Chocula: Scholary Journal Metadata Munging
Chocula is a python tool for parsing and merging journal-level metadata from various sources into a sqlite3 database file for analysis. It is currently the main source of journal-level metadata for the fatcat catalog of published papers.
Quickstart
You need python3.8
, pipenv
, and sqlite3
installed. Commands are run via
make
. If you don't have python3.8
installed system-wide, try installing
with pyenv
.
Set up dependencies and fetch source metadata:
make dep fetch-sources
Then re-generate entire sqlite3 database from scratch:
make database
Now you can explore the database; see chocula_schema.sql
for the output schema.
sqlite3 chocula.sqlite
Developing
There is partial test coverage, and we verify python type annotations. Run the tests with:
make test
History / Name
This is the 3rd or 4th iteration of open access journal metadata munging as
part of the fatcat project; earlier attempts were crude ISSN spreadsheet
munging, then the oa-journals-analysis
repo (Jupyter notebook and a web
interface), then the fatcat:extra/journal_metadata/
script for bootstrapping
fatcat container metadata. This repo started as the fatcat journal_metadata
directory and retains the git history of that folder.

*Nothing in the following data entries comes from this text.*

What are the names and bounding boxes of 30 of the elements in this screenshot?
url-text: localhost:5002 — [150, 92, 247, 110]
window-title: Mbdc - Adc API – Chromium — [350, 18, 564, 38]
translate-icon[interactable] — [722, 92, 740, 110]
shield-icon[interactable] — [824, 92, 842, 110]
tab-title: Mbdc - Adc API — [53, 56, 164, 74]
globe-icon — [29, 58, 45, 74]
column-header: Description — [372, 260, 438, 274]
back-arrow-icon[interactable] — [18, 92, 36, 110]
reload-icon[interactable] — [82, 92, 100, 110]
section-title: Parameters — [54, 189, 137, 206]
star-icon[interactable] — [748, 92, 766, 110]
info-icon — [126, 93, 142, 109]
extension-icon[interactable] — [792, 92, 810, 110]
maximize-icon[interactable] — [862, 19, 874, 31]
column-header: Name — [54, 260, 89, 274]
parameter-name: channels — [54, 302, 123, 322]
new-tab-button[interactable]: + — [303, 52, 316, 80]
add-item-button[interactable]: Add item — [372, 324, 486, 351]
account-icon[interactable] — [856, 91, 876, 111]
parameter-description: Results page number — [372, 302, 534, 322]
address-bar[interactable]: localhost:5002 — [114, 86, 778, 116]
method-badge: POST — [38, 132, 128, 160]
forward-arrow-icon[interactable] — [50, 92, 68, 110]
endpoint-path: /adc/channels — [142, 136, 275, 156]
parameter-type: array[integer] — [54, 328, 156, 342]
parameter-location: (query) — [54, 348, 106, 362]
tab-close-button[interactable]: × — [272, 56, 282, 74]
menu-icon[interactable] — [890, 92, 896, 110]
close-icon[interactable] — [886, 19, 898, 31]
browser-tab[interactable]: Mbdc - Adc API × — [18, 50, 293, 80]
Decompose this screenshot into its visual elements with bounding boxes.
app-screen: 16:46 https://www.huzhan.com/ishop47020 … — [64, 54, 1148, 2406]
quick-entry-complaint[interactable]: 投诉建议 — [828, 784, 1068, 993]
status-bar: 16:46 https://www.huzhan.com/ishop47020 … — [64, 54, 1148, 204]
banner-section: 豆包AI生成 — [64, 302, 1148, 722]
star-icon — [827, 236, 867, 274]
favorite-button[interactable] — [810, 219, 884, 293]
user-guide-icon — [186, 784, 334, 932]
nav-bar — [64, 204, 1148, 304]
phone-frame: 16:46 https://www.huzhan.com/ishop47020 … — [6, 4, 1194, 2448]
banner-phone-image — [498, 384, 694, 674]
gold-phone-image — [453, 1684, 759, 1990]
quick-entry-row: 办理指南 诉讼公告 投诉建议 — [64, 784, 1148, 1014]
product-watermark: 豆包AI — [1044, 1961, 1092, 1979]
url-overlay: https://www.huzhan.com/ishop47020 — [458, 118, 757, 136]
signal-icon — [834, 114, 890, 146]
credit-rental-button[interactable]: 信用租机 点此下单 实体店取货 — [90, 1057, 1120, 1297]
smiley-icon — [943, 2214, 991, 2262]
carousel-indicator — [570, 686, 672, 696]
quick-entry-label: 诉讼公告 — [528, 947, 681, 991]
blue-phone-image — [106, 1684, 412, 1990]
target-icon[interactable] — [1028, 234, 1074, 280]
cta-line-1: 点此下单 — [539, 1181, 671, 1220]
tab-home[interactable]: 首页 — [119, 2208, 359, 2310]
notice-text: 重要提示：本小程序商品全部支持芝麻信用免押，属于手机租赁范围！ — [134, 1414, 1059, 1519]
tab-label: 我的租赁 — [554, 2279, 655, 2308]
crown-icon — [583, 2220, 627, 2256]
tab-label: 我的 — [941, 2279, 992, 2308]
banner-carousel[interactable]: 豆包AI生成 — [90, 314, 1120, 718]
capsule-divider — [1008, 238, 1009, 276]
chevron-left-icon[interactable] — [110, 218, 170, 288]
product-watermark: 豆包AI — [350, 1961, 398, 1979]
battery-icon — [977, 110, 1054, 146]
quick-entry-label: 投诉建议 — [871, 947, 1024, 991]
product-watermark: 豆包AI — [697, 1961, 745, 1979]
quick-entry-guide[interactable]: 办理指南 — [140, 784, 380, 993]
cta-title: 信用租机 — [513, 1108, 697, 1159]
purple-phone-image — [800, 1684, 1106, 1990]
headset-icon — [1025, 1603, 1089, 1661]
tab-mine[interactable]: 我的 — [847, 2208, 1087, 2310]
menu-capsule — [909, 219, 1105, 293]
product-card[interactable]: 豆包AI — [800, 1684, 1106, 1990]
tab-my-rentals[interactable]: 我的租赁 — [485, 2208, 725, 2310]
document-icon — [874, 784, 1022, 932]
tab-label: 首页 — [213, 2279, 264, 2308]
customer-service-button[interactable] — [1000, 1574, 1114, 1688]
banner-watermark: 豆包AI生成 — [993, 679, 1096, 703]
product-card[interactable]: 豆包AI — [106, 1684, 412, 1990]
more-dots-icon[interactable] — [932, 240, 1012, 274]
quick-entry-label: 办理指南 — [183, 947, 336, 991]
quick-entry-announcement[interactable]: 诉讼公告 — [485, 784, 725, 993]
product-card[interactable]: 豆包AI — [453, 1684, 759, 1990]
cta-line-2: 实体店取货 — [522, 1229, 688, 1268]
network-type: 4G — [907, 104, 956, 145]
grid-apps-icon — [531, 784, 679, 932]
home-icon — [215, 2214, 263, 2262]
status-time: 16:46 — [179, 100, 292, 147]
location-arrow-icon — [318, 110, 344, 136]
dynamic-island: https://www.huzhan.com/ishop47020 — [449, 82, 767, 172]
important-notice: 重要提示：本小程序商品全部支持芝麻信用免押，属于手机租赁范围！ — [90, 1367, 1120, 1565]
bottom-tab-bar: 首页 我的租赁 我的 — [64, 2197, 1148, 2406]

The name "chocula" comes from a half-baked pun on Count Chocula... something something counting, serials, cereal. Read more about Count Chocula.
ISSN-L Munging
Unfortunately, there seem to be plenty of legitimate ISSNs that don't end up in the ISSN-L table. On the portal.issn.org public site, these are listed as:
"This provisional record has been produced before publication of the
resource. The published resource has not yet been checked by the ISSN
Network.It is only available to subscribing users."
For example:
- 2199-3246/2199-3254: Digital Experiences in Mathematics Education
Previously these were allowed through into fatcat, so some 2000+ entries exist. This allowed through at least 110 totally bogus ISSNs. Currently, chocula filters out "unknown" ISSN-Ls unless they are coming from existing fatcat entities.
Source Metadata
The sources.toml
configuration file contains a canoncial list of metadata
files, the last time they were updated, and original URLs for mirrored files.
The general workflow is that all metadata files are bunled into "source
snapshots" and uploaded/downloaded from the Internet Archive (archive.org)
together.
There is some tooling (make update-sources
) to automatically download fresh
copies of some files. Others need to be fetched manually. In all cases, new
files are not automatically integrated: they are added to a sub-folder of
./data/
and must be manually copied and sources.toml
updated with the
appropriate date before they will be used.
Some sources of metadata were helpfully pre-parsed by the maintainer of https://moreo.info. Unfortunately this site is now defunct and the metadata is out of date.
Adding new directories or KBART preservation providers is relatively easy, by
creating new helpers in chocula/directories/
and/or chocula/kbart.py
.
Updating Homepage Status and Countainer Counts
Run these commands from a fast connection; they will run with parallel processes. These hit only public URLs and API endpoints, but you would probably have the best luck running these from inside the Internet Archive cluster IP space:
make data/2020-06-03/homepage_status.json
make data/2020-06-03/container_stats.json
Then copy these files to data/
(no sub-directory) and update the dates in
sources.toml
. Update the sqlite database with:
pipenv run python -m chocula load_fatcat_stats
pipenv run python -m chocula load_homepage_status
pipenv run python -m chocula summarize